La situación actual de River Plate este 17 de febrero de 2026 es, posiblemente, la más delicada desde el regreso de Marcelo Gallardo. El «Millonario» atraviesa una crisis que no solo es de resultados, sino de identidad, y el partido de esta noche por Copa Argentina se percibe como una «final» para sostener el ciclo del ídolo.
Aquí los puntos clave para entender este presente gris:
- La crisis de resultados: «La mandíbula floja»
River llega al debut de hoy tras un arranque de año alarmante en el Torneo Apertura. Las estadísticas son lapidarias para el estándar de Núñez:
- Racha negativa: Ha perdido 11 de sus últimos 18 partidos oficiales, una cifra inédita en la era Gallardo.
- Derrotas recientes: Viene de ser goleado 4-1 por Tigre en el Monumental y de caer 1-0 ante Argentinos Juniors.
- Falta de gol: Con Sebastián Driussi lesionado y un bajón pronunciado en el rendimiento de Facundo Colidio y Maxi Salas, el equipo ha perdido su «punch» ofensivo.
- El «Muñeco» bajo la lupa
Por primera vez en años, el blindaje mediático y dirigencial de Gallardo muestra fisuras.
- Tensión interna: Aunque el presidente Stefano Di Carlo renovó su contrato hasta diciembre de 2026, parte de la Comisión Directiva ha empezado a cuestionar la gestión de los últimos refuerzos.
- El factor anímico: Se ve a un equipo «sin alma» y a un Gallardo más irascible de lo habitual (fue expulsado recientemente tras un cruce con el árbitro Andrés Merlos). La prensa ya habla de un ciclo que podría estar agotado si no hay una reacción inmediata.
- Un hospital de bajas
La situación técnica se complica por las ausencias de peso. Para el duelo de hoy en San Luis, River no contará con:
- Franco Armani: Sigue recuperándose de un desgarro.
- Marcos Acuña: Baja de último momento por un cuadro febril.

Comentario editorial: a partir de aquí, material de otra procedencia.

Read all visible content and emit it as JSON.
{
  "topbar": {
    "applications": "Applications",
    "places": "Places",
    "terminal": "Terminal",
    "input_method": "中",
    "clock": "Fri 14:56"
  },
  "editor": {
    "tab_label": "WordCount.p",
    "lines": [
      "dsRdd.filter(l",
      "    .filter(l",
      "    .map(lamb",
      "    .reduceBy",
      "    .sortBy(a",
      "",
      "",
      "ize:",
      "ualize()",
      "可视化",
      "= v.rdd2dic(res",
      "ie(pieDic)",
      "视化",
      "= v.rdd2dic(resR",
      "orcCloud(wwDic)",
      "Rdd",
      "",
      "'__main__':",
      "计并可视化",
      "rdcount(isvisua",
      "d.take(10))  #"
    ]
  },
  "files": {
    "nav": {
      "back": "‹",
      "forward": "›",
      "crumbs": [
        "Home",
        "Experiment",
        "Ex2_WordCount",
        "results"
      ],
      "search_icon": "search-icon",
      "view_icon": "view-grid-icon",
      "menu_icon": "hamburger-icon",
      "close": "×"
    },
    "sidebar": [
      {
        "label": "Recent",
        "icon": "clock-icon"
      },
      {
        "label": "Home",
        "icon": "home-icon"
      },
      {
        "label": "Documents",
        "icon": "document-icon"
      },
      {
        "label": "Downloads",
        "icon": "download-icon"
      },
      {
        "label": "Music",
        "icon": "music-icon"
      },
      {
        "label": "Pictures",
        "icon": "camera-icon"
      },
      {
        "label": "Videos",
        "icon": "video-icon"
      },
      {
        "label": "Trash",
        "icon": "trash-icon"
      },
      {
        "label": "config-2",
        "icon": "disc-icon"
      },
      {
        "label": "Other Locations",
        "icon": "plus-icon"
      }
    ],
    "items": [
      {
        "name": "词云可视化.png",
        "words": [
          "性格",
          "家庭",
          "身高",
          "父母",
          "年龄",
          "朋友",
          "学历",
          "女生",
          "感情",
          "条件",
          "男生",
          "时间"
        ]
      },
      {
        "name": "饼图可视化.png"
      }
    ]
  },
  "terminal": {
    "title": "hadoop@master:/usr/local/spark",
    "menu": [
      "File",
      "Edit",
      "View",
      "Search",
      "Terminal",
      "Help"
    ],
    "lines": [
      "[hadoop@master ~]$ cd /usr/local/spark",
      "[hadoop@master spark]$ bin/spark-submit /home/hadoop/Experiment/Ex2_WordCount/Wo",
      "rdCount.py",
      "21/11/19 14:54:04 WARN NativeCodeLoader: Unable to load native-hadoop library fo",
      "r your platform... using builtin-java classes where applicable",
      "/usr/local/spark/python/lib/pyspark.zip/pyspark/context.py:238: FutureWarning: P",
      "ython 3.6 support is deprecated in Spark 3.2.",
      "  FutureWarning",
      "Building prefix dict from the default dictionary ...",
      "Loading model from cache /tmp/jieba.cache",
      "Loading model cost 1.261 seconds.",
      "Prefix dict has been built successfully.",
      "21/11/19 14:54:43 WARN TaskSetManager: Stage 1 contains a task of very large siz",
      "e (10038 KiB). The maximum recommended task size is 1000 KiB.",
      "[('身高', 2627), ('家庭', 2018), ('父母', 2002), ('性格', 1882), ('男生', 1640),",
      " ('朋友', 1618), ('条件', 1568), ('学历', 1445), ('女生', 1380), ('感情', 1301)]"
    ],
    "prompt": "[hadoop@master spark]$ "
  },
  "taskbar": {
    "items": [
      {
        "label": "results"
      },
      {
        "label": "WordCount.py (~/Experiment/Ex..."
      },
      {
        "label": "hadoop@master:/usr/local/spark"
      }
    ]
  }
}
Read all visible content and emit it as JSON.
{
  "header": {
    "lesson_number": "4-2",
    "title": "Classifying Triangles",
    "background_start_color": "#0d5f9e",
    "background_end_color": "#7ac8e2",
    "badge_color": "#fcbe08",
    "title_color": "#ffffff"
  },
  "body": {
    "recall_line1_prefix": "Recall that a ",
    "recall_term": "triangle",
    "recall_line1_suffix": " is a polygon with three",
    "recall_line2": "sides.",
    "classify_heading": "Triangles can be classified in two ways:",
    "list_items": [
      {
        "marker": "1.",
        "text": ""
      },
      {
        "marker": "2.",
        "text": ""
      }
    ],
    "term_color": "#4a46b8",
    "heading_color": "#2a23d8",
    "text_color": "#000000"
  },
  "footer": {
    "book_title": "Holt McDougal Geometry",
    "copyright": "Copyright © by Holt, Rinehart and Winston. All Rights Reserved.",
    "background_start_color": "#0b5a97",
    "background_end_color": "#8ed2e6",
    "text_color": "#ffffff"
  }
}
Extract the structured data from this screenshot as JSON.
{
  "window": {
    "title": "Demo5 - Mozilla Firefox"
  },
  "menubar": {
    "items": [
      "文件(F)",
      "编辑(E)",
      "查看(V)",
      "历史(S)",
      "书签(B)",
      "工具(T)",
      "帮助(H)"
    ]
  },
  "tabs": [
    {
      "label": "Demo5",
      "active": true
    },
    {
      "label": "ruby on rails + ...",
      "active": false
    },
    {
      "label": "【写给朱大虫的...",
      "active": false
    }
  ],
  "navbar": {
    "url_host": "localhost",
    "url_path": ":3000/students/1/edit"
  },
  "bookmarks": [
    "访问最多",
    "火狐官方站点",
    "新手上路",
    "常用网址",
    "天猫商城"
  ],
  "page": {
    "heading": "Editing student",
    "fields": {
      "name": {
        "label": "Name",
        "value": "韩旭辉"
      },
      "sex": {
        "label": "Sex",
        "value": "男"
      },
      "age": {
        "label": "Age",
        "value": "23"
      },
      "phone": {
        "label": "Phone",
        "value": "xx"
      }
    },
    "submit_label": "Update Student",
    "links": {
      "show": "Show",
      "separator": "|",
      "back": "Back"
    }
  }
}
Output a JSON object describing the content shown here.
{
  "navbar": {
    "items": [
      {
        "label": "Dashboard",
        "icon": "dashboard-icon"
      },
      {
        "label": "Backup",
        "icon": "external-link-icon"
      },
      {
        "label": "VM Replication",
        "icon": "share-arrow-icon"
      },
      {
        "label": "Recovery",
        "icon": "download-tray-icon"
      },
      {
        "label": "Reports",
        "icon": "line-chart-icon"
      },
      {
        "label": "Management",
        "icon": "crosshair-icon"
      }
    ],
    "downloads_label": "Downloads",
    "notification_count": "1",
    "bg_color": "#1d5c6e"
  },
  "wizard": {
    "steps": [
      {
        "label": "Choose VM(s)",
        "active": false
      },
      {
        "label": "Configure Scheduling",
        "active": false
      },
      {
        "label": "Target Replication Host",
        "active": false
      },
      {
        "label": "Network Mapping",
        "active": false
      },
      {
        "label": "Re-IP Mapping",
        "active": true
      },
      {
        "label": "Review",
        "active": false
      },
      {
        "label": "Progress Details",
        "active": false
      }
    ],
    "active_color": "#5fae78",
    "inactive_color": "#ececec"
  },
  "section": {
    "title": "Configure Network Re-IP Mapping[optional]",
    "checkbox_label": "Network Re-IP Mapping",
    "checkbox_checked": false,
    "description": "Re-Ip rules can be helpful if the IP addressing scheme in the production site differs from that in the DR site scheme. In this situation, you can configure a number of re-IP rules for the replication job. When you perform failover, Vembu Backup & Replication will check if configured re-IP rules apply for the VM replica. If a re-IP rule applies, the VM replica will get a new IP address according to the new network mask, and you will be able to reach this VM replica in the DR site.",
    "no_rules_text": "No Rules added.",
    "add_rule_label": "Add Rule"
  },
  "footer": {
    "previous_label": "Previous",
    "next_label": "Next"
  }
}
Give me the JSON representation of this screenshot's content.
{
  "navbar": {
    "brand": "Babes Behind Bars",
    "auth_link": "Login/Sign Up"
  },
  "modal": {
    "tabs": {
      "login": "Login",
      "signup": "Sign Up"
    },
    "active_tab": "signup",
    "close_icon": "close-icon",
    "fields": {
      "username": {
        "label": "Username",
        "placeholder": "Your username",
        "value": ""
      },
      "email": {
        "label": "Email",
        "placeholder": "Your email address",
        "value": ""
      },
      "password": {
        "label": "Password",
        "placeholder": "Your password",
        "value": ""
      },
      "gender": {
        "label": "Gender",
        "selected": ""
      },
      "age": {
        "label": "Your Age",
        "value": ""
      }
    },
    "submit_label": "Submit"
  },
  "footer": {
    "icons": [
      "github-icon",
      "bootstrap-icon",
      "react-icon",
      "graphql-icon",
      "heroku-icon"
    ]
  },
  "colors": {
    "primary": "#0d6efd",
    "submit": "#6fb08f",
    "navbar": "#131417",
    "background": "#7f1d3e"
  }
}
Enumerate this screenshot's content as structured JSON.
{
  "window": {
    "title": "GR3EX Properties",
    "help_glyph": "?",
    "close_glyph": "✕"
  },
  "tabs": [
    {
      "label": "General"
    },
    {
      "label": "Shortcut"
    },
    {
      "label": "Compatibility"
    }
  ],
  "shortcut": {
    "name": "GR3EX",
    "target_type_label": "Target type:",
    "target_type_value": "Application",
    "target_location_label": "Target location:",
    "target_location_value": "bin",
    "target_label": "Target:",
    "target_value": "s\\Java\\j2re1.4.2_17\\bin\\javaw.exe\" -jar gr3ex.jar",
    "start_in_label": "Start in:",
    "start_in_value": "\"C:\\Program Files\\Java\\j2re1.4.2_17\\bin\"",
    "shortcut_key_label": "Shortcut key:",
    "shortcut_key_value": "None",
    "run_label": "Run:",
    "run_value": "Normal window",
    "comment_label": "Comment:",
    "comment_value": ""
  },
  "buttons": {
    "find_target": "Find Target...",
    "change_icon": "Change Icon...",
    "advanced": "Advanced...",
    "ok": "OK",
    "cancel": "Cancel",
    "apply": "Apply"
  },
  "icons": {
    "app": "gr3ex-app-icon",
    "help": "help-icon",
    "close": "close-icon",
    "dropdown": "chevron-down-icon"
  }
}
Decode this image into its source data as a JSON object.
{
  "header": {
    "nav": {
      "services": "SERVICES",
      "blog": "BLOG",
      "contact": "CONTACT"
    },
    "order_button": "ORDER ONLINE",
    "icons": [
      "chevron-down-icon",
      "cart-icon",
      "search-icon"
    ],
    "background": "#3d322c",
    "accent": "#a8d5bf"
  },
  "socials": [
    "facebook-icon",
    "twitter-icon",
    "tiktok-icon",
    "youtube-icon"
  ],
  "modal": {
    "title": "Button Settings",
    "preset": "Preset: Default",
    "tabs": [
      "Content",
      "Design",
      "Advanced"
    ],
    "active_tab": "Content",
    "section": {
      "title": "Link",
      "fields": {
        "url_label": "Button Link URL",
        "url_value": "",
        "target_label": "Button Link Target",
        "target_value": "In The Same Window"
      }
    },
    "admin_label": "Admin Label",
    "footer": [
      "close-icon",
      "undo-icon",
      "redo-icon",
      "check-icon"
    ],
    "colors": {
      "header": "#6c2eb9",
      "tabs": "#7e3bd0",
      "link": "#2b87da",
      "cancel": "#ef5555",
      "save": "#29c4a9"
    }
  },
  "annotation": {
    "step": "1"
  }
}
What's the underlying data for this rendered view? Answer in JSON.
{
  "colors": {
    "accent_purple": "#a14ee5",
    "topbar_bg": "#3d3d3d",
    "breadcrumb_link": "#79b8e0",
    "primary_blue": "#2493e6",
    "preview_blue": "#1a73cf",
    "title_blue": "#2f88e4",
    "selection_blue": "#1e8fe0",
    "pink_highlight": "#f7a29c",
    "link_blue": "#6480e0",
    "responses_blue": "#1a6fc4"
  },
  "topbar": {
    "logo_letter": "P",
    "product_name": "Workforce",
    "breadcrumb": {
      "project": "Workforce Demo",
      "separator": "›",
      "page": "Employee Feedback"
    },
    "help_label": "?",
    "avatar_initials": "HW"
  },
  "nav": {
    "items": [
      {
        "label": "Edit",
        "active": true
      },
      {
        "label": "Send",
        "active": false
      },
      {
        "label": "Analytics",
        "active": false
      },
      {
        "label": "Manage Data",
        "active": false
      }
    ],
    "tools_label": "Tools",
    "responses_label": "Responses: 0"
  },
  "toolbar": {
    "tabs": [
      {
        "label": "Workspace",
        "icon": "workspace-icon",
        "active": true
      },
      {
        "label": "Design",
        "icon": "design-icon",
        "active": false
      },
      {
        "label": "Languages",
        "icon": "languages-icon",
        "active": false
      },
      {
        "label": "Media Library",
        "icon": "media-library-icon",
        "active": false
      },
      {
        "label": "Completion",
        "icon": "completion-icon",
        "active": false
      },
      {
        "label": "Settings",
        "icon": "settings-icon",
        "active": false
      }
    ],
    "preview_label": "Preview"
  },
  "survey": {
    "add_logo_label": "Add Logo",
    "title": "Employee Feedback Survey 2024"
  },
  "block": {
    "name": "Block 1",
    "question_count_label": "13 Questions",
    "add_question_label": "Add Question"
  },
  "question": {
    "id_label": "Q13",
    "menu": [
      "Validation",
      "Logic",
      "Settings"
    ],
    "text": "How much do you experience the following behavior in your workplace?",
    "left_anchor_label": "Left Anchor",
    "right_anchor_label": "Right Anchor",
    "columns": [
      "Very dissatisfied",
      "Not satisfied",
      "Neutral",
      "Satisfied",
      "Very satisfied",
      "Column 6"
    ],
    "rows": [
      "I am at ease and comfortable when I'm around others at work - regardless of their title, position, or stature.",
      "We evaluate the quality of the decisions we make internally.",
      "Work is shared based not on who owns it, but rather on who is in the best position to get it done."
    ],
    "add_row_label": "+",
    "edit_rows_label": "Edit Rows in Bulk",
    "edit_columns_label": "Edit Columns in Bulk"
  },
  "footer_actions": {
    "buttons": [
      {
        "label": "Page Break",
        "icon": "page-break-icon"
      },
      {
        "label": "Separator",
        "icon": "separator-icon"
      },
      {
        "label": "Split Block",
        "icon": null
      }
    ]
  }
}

- Sebastián Driussi y German Pezzella: También fuera por distintas molestias físicas.
- Dato positivo: Regresa Fausto Vera a la titularidad tras su suspensión y se espera el posible debut de la joya ecuatoriana Kendry Páez.
Lo que se juega hoy ante Ciudad de Bolívar
Para River, el partido de esta noche (22:00 h) no es solo avanzar en la Copa Argentina. Una derrota o una eliminación por penales ante un equipo de la Primera Nacional desataría un terremoto político y deportivo que pondría en duda la continuidad del técnico antes del próximo partido contra Vélez.
El murmullo del hincha: Aunque el apoyo en San Luis ha sido masivo en la recepción, el clima en el Monumental ya cambió; los silbidos tras la derrota con Tigre marcaron un antes y un después en la paciencia de la gente.
Hoy, River está obligado a ganar, gustar y, sobre todo, recuperar el carácter que lo hizo el equipo más temido del continente.